Sunday, June 17, 2012

Things you can tell yourself next time you feel like crap

According to my naturopath, when you hold onto bitterness, you get stomach problems, so I feel that positive affirmations are very important. Say you’ve had a shit day. Say you got yelled at during work in front of everyone, or you fell down in a really awkward and embarrassing way and laddered your new tights. Maybe you found out your ex-boyfriend is getting married to an 18 year old and you stop watching where you’re going and sixty yards of barbed wire hits ya right smack in the puss and then a wild animal comes over and runs away with your shoes and your car blows up suddenly and your windshield-wiper ends up in your mouth and ya can’t move and the mud's rising up to your nostrils and you’re sinking fast and ya can’t hear yourself screaming anymore? Is that what’s on your mind, cousin? Perhaps you need to give yourself a good talking to, like I have below….

So other people appear to have perfect lives full of sunshine and flowers. Well, they might have something going on that you don’t know about, like they’re allergic to peanuts or they can’t find jeans that fit - problems that, though small, may be slowly making their lives uncomfortable in some way. You’re definitely not wishing that on them, you’re just saying that could be the case.
But really, your life is pretty excellent. You have so many great shoes and that really nice orange coat that everyone comments on. That is a great coat. Even though the rest of your clothes don’t fit and everything you buy falls apart pretty quickly, makes you look old or like an overgrown high school kid, that coat is still amazing. Well done, you own one piece of clothing which doesn’t make you look like an idiot.
So you think you’ve sent that guy one message too many. So what? If he’s scared by that, he’s a wuss and do you really want a skittish man as the protector of you and your young? No, yo mamma taught you better than that! And it’s not as though you’ve done anything really crazy. You haven’t sent five messages a day or kidnapped any pets. You don’t know if they have any pets anyway because you’re not a crazy Facebook stalker either, and even if you were, Facebook stalking isn’t actually stalking. It’s checking up on friends and that’s what Facebook was made for.

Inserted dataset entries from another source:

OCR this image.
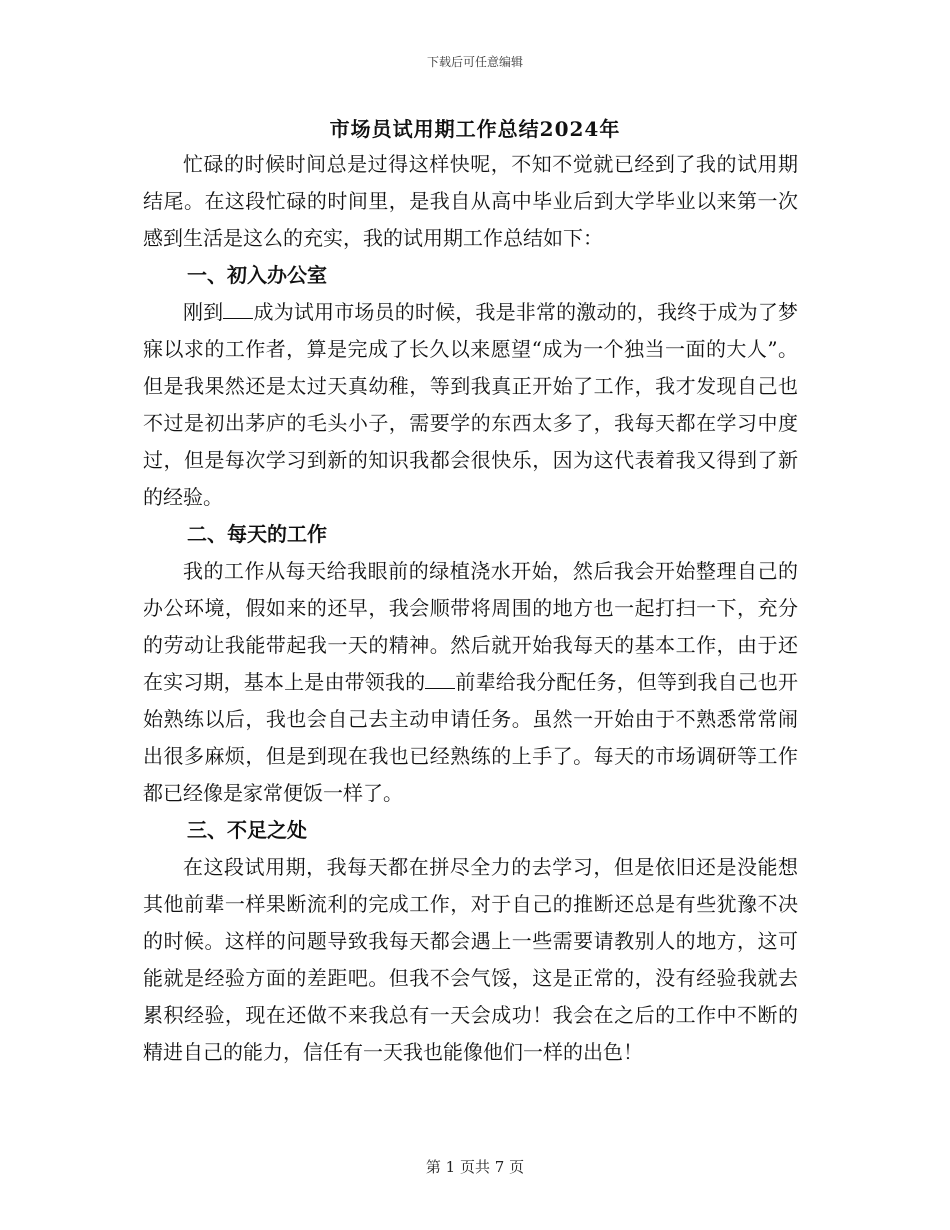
下载后可任意编辑
市场员试用期工作总结2024年

忙碌的时候时间总是过得这样快呢，不知不觉就已经到了我的试用期结尾。在这段忙碌的时间里，是我自从高中毕业后到大学毕业以来第一次感到生活是这么的充实，我的试用期工作总结如下：

一、初入办公室

刚到 成为试用市场员的时候，我是非常的激动的，我终于成为了梦寐以求的工作者，算是完成了长久以来愿望“成为一个独当一面的大人”。但是我果然还是太过天真幼稚，等到我真正开始了工作，我才发现自己也不过是初出茅庐的毛头小子，需要学的东西太多了，我每天都在学习中度过，但是每次学习到新的知识我都会很快乐，因为这代表着我又得到了新的经验。

二、每天的工作

我的工作从每天给我眼前的绿植浇水开始，然后我会开始整理自己的办公环境，假如来的还早，我会顺带将周围的地方也一起打扫一下，充分的劳动让我能带起我一天的精神。然后就开始我每天的基本工作，由于还在实习期，基本上是由带领我的 前辈给我分配任务，但等到我自己也开始熟练以后，我也会自己去主动申请任务。虽然一开始由于不熟悉常常闹出很多麻烦，但是到现在我也已经熟练的上手了。每天的市场调研等工作都已经像是家常便饭一样了。

三、不足之处

在这段试用期，我每天都在拼尽全力的去学习，但是依旧还是没能想其他前辈一样果断流利的完成工作，对于自己的推断还总是有些犹豫不决的时候。这样的问题导致我每天都会遇上一些需要请教别人的地方，这可能就是经验方面的差距吧。但我不会气馁，这是正常的，没有经验我就去累积经验，现在还做不来我总有一天会成功！我会在之后的工作中不断的精进自己的能力，信任有一天我也能像他们一样的出色！

第 1 页共 7 页
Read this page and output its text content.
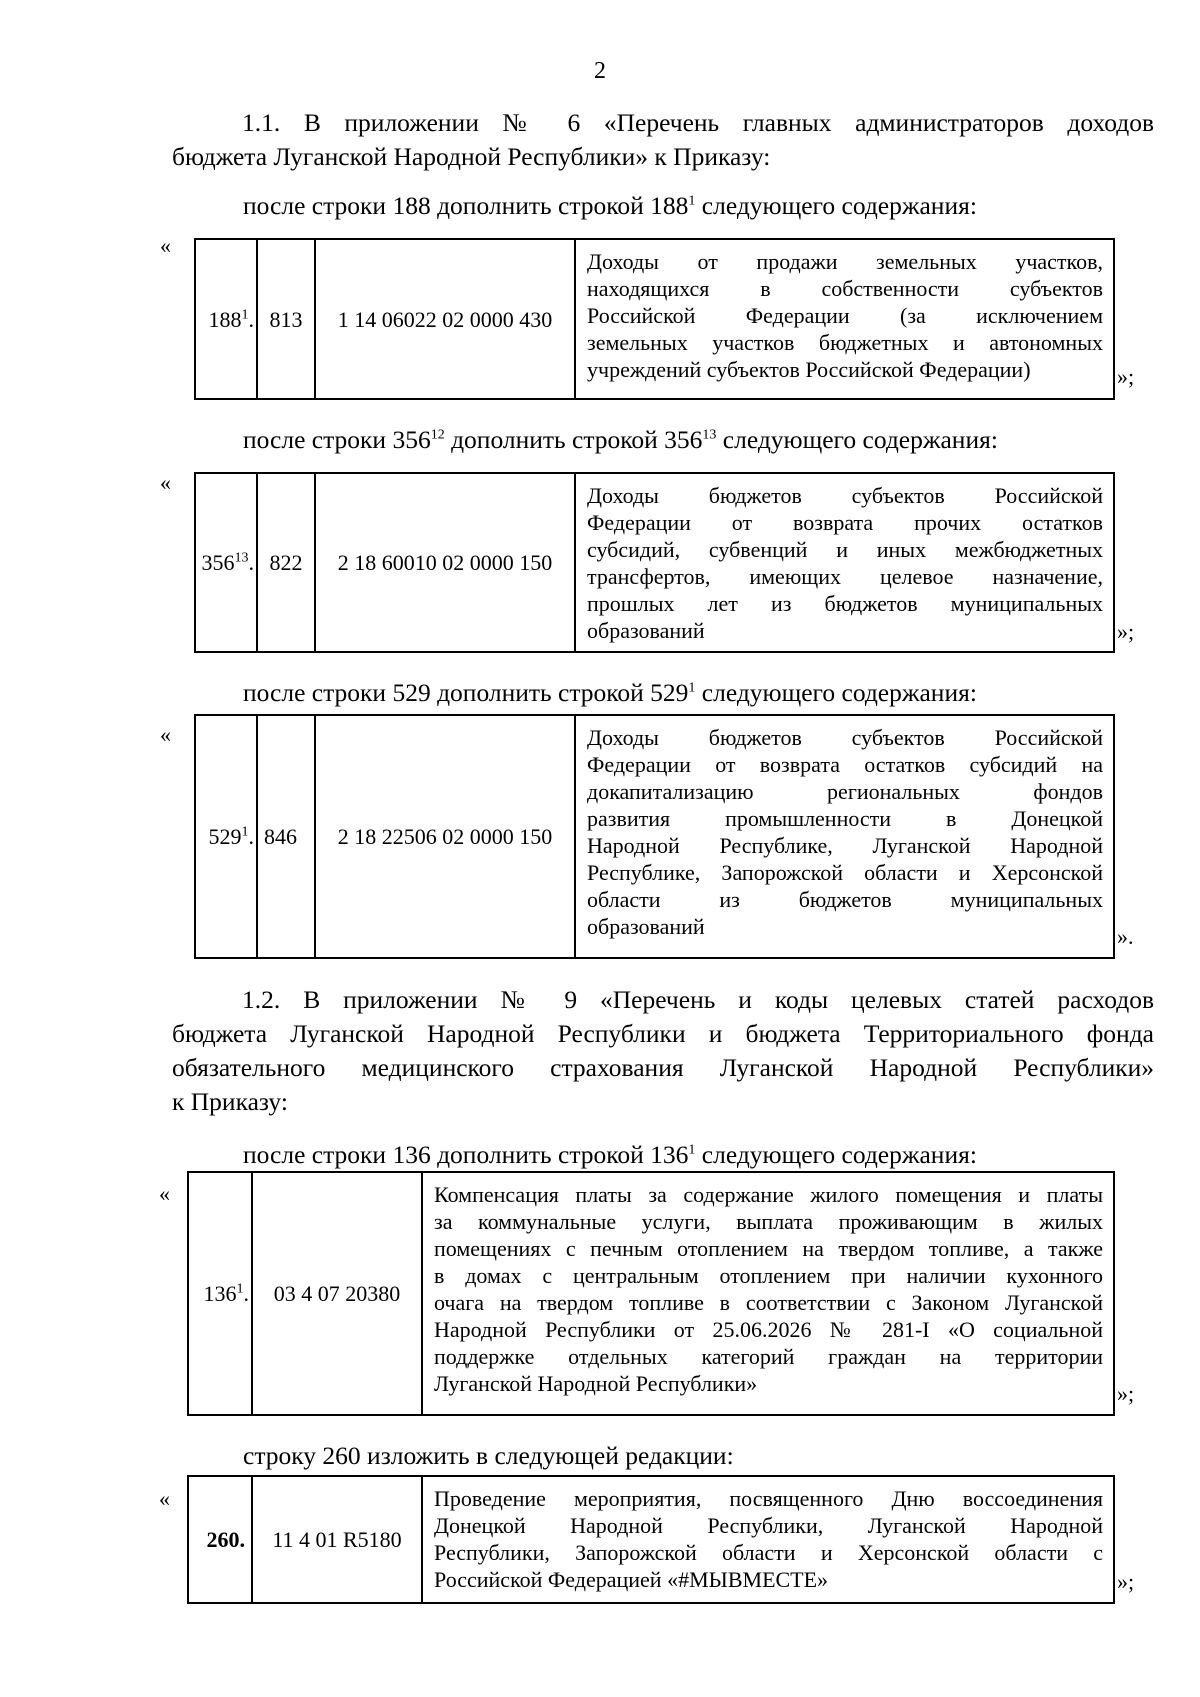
2
1.1. В приложении № 6 «Перечень главных администраторов доходов
бюджета Луганской Народной Республики» к Приказу:
после строки 188 дополнить строкой $188^1$ следующего содержания:
«
$188^1$.	813	1 14 06022 02 0000 430	
Доходы от продажи земельных участков,
находящихся в собственности субъектов
Российской Федерации (за исключением
земельных участков бюджетных и автономных
учреждений субъектов Российской Федерации)	»;
после строки $356^{12}$ дополнить строкой $356^{13}$ следующего содержания:
«
$356^{13}$.	822	2 18 60010 02 0000 150	
Доходы бюджетов субъектов Российской
Федерации от возврата прочих остатков
субсидий, субвенций и иных межбюджетных
трансфертов, имеющих целевое назначение,
прошлых лет из бюджетов муниципальных
образований	»;
после строки 529 дополнить строкой $529^1$ следующего содержания:
«
$529^1$.	846	2 18 22506 02 0000 150	
Доходы бюджетов субъектов Российской
Федерации от возврата остатков субсидий на
докапитализацию региональных фондов
развития промышленности в Донецкой
Народной Республике, Луганской Народной
Республике, Запорожской области и Херсонской
области из бюджетов муниципальных
образований	».
1.2. В приложении № 9 «Перечень и коды целевых статей расходов
бюджета Луганской Народной Республики и бюджета Территориального фонда
обязательного медицинского страхования Луганской Народной Республики»
к Приказу:
после строки 136 дополнить строкой $136^1$ следующего содержания:
«
$136^1$.	03 4 07 20380	
Компенсация платы за содержание жилого помещения и платы
за коммунальные услуги, выплата проживающим в жилых
помещениях с печным отоплением на твердом топливе, а также
в домах с центральным отоплением при наличии кухонного
очага на твердом топливе в соответствии с Законом Луганской
Народной Республики от 25.06.2026 № 281-I «О социальной
поддержке отдельных категорий граждан на территории
Луганской Народной Республики»	»;
строку 260 изложить в следующей редакции:
«
260.	11 4 01 R5180	
Проведение мероприятия, посвященного Дню воссоединения
Донецкой Народной Республики, Луганской Народной
Республики, Запорожской области и Херсонской области с
Российской Федерацией «#МЫВМЕСТЕ»	»;
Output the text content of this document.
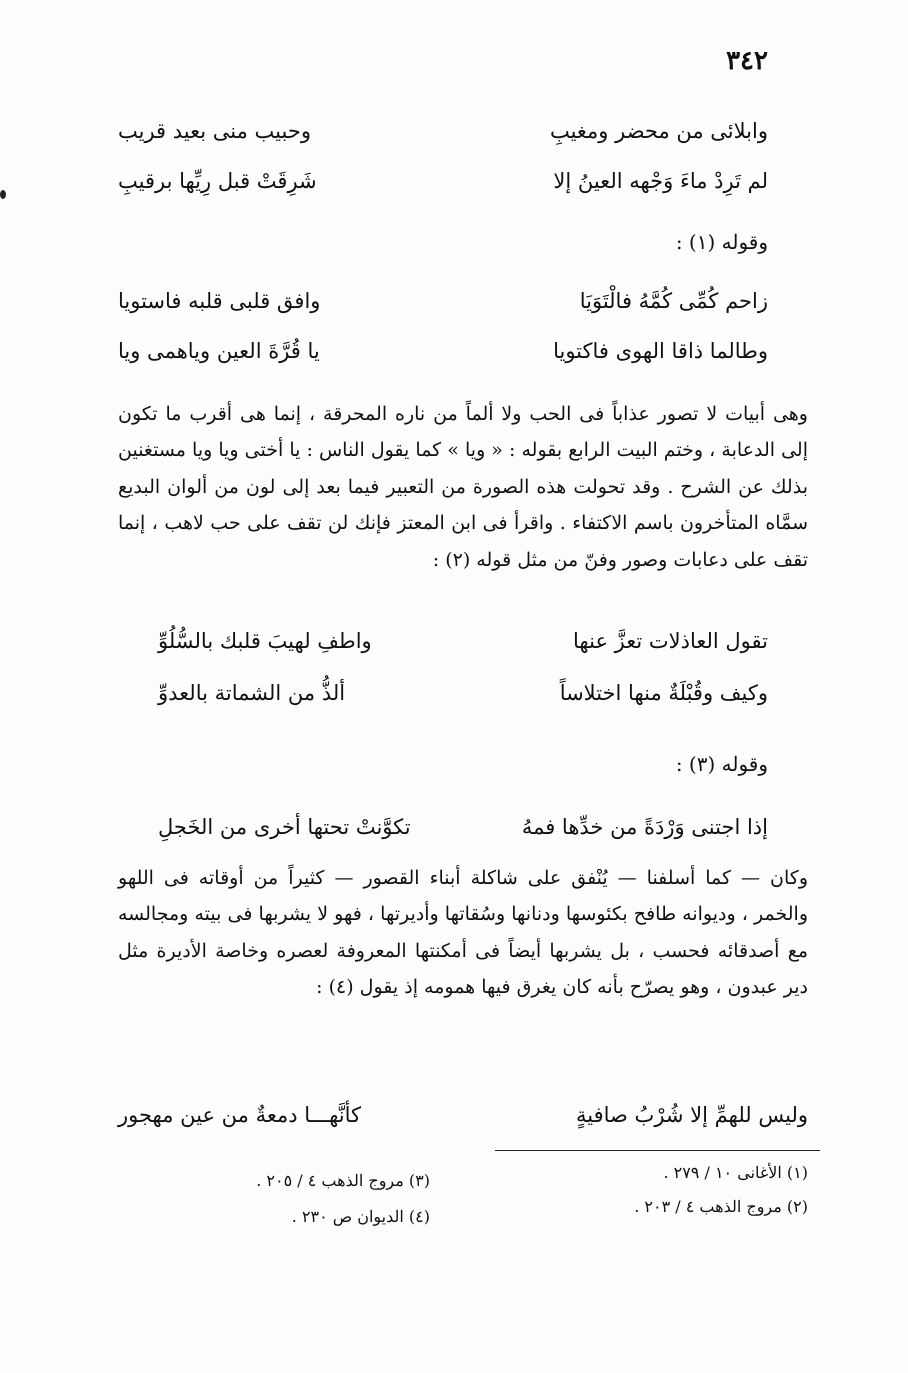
٣٤٢
وابلائى من محضر ومغيبِ
وحبيب منى بعيد قريب
لم تَرِدْ ماءَ وَجْهه العينُ إلا
شَرِقَتْ قبل رِيِّها برقيبِ
وقوله (١) :
زاحم كُمِّى كُمَّهُ فالْتَوَيَا
وافق قلبى قلبه فاستويا
وطالما ذاقا الهوى فاكتويا
يا قُرَّةَ العين وياهمى ويا
وهى أبيات لا تصور عذاباً فى الحب ولا ألماً من ناره المحرقة ، إنما هى أقرب ما تكون إلى الدعابة ، وختم البيت الرابع بقوله : « ويا » كما يقول الناس : يا أختى ويا ويا مستغنين بذلك عن الشرح . وقد تحولت هذه الصورة من التعبير فيما بعد إلى لون من ألوان البديع سمَّاه المتأخرون باسم الاكتفاء . واقرأ فى ابن المعتز فإنك لن تقف على حب لاهب ، إنما تقف على دعابات وصور وفنّ من مثل قوله (٢) :
تقول العاذلات تعزَّ عنها
واطفِ لهيبَ قلبك بالسُّلُوِّ
وكيف وقُبْلَةٌ منها اختلاساً
ألذُّ من الشماتة بالعدوِّ
وقوله (٣) :
إذا اجتنى وَرْدَةً من خدِّها فمهُ
تكوَّنتْ تحتها أخرى من الخَجلِ
وكان — كما أسلفنا — يُنْفق على شاكلة أبناء القصور — كثيراً من أوقاته فى اللهو والخمر ، وديوانه طافح بكئوسها ودنانها وسُقاتها وأديرتها ، فهو لا يشربها فى بيته ومجالسه مع أصدقائه فحسب ، بل يشربها أيضاً فى أمكنتها المعروفة لعصره وخاصة الأديرة مثل دير عبدون ، وهو يصرّح بأنه كان يغرق فيها همومه إذ يقول (٤) :
وليس للهمِّ إلا شُرْبُ صافيةٍ
كأنَّهـــا دمعةٌ من عين مهجور
(١) الأغانى ١٠ / ٢٧٩ .
(٢) مروج الذهب ٤ / ٢٠٣ .
(٣) مروج الذهب ٤ / ٢٠٥ .
(٤) الديوان ص ٢٣٠ .
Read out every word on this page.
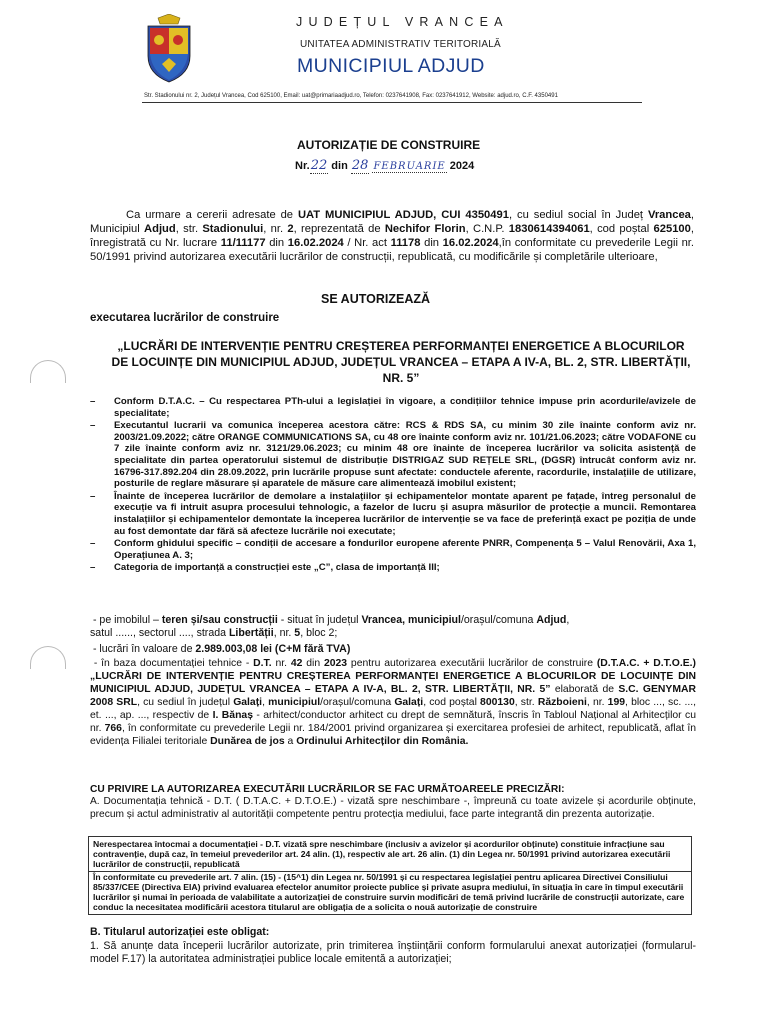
JUDEȚUL VRANCEA
UNITATEA ADMINISTRATIV TERITORIALĂ
MUNICIPIUL ADJUD
Str. Stadionului nr. 2, Județul Vrancea, Cod 625100, Email: uat@primariaadjud.ro, Telefon: 0237641908, Fax: 0237641912, Website: adjud.ro, C.F. 4350491
AUTORIZAȚIE DE CONSTRUIRE
Nr.22 din 28 FEBRUARIE 2024
Ca urmare a cererii adresate de UAT MUNICIPIUL ADJUD, CUI 4350491, cu sediul social în Județ Vrancea, Municipiul Adjud, str. Stadionului, nr. 2, reprezentată de Nechifor Florin, C.N.P. 1830614394061, cod poștal 625100, înregistrată cu Nr. lucrare 11/11177 din 16.02.2024 / Nr. act 11178 din 16.02.2024,în conformitate cu prevederile Legii nr. 50/1991 privind autorizarea executării lucrărilor de construcții, republicată, cu modificările și completările ulterioare,
SE AUTORIZEAZĂ
executarea lucrărilor de construire
„LUCRĂRI DE INTERVENȚIE PENTRU CREȘTEREA PERFORMANȚEI ENERGETICE A BLOCURILOR DE LOCUINȚE DIN MUNICIPIUL ADJUD, JUDEȚUL VRANCEA – ETAPA A IV-A, BL. 2, STR. LIBERTĂȚII, NR. 5”
– Conform D.T.A.C. – Cu respectarea PTh-ului a legislației în vigoare, a condițiilor tehnice impuse prin acordurile/avizele de specialitate;
– Executantul lucrarii va comunica începerea acestora către: RCS & RDS SA, cu minim 30 zile înainte conform aviz nr. 2003/21.09.2022; către ORANGE COMMUNICATIONS SA, cu 48 ore înainte conform aviz nr. 101/21.06.2023; către VODAFONE cu 7 zile înainte conform aviz nr. 3121/29.06.2023; cu minim 48 ore înainte de începerea lucrărilor va solicita asistență de specialitate din partea operatorului sistemul de distribuție DISTRIGAZ SUD REȚELE SRL, (DGSR) întrucât conform aviz nr. 16796-317.892.204 din 28.09.2022, prin lucrările propuse sunt afectate: conductele aferente, racordurile, instalațiile de utilizare, posturile de reglare măsurare și aparatele de măsure care alimentează imobilul existent;
– Înainte de începerea lucrărilor de demolare a instalațiilor și echipamentelor montate aparent pe fațade, întreg personalul de execuție va fi intruit asupra procesului tehnologic, a fazelor de lucru și asupra măsurilor de protecție a muncii. Remontarea instalațiilor și echipamentelor demontate la începerea lucrărilor de intervenție se va face de preferință exact pe poziția de unde au fost demontate dar fără să afecteze lucrările noi executate;
– Conform ghidului specific – condiții de accesare a fondurilor europene aferente PNRR, Compenența 5 – Valul Renovării, Axa 1, Operațiunea A. 3;
– Categoria de importanță a construcției este „C”, clasa de importanță III;
- pe imobilul – teren și/sau construcții - situat în județul Vrancea, municipiul/orașul/comuna Adjud,
satul ......, sectorul ...., strada Libertății, nr. 5, bloc 2;
- lucrări în valoare de 2.989.003,08 lei (C+M fără TVA)
- în baza documentației tehnice - D.T. nr. 42 din 2023 pentru autorizarea executării lucrărilor de construire (D.T.A.C. + D.T.O.E.) „LUCRĂRI DE INTERVENȚIE PENTRU CREȘTEREA PERFORMANȚEI ENERGETICE A BLOCURILOR DE LOCUINȚE DIN MUNICIPIUL ADJUD, JUDEȚUL VRANCEA – ETAPA A IV-A, BL. 2, STR. LIBERTĂȚII, NR. 5” elaborată de S.C. GENYMAR 2008 SRL, cu sediul în județul Galați, municipiul/orașul/comuna Galați, cod poștal 800130, str. Războieni, nr. 199, bloc ..., sc. ..., et. ..., ap. ..., respectiv de I. Bănaș - arhitect/conductor arhitect cu drept de semnătură, înscris în Tabloul Național al Arhitecților cu nr. 766, în conformitate cu prevederile Legii nr. 184/2001 privind organizarea și exercitarea profesiei de arhitect, republicată, aflat în evidența Filialei teritoriale Dunărea de jos a Ordinului Arhitecților din România.
CU PRIVIRE LA AUTORIZAREA EXECUTĂRII LUCRĂRILOR SE FAC URMĂTOAREELE PRECIZĂRI:
A. Documentația tehnică - D.T. ( D.T.A.C. + D.T.O.E.) - vizată spre neschimbare -, împreună cu toate avizele și acordurile obținute, precum și actul administrativ al autorității competente pentru protecția mediului, face parte integrantă din prezenta autorizație.
Nerespectarea întocmai a documentației - D.T. vizată spre neschimbare (inclusiv a avizelor și acordurilor obținute) constituie infracțiune sau contravenție, după caz, în temeiul prevederilor art. 24 alin. (1), respectiv ale art. 26 alin. (1) din Legea nr. 50/1991 privind autorizarea executării lucrărilor de construcții, republicată
În conformitate cu prevederile art. 7 alin. (15) - (15^1) din Legea nr. 50/1991 și cu respectarea legislației pentru aplicarea Directivei Consiliului 85/337/CEE (Directiva EIA) privind evaluarea efectelor anumitor proiecte publice și private asupra mediului, în situația în care în timpul executării lucrărilor și numai în perioada de valabilitate a autorizației de construire survin modificări de temă privind lucrările de construcții autorizate, care conduc la necesitatea modificării acestora titularul are obligația de a solicita o nouă autorizație de construire
B. Titularul autorizației este obligat:
1. Să anunțe data începerii lucrărilor autorizate, prin trimiterea înștiințării conform formularului anexat autorizației (formularul-model F.17) la autoritatea administrației publice locale emitentă a autorizației;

Anyway, if anything, it shows that you are persistent. And polite. So polite, you should teach a course in manners.
You don’t have the time to be stalking anyone, what with your glittering social life full of extra –curricular activities and sophisticated friends. You know loads of interesting people who bring boutique beers to parties and let you try them, and buy you hamburgers on your birthday. With friends like these life is a big bowl of cherries! And you’ve got the spoon man, the silver spoon!
In fact, you staying home eating macaroni and cheese both Friday and Saturday was the respite your body needed after this week. You’re a pragmatic grown-up who takes care of themselves. You make wise decisions regarding your health and finances and that $70 jumper with ‘JUMPER’ written on it was a wise investment in comedy clothing and I’m proud of you. And think of all the weight you’ll lose now that you can’t afford to eat this weekend!
And look at your hair. You hair is perfect, every time. It’s like a realistic My Little Pony’s mane it’s so shiny. But you’re better than a mere pony, you’re a horse, a tall graceful, lithe horse. You are a Silver Brumby of a woman.
So what if today was way stupid? That doesn’t mean that tomorrow will be. Tomorrow might be the best day that ever happened to you,  the beginning of the rest of your life. Just because life usually plays like a guinea pig running in a wheel, around and round with the same old crap doesn’t mean that the same thing is going to happen tomorrow. In fact I know that it won’t, because if most of the day seems like shit, I just found $2 and I’m going to use that to buy you a mars bar for dessert tomorrow. That’s right, you get a mars bar, you’ve earned it.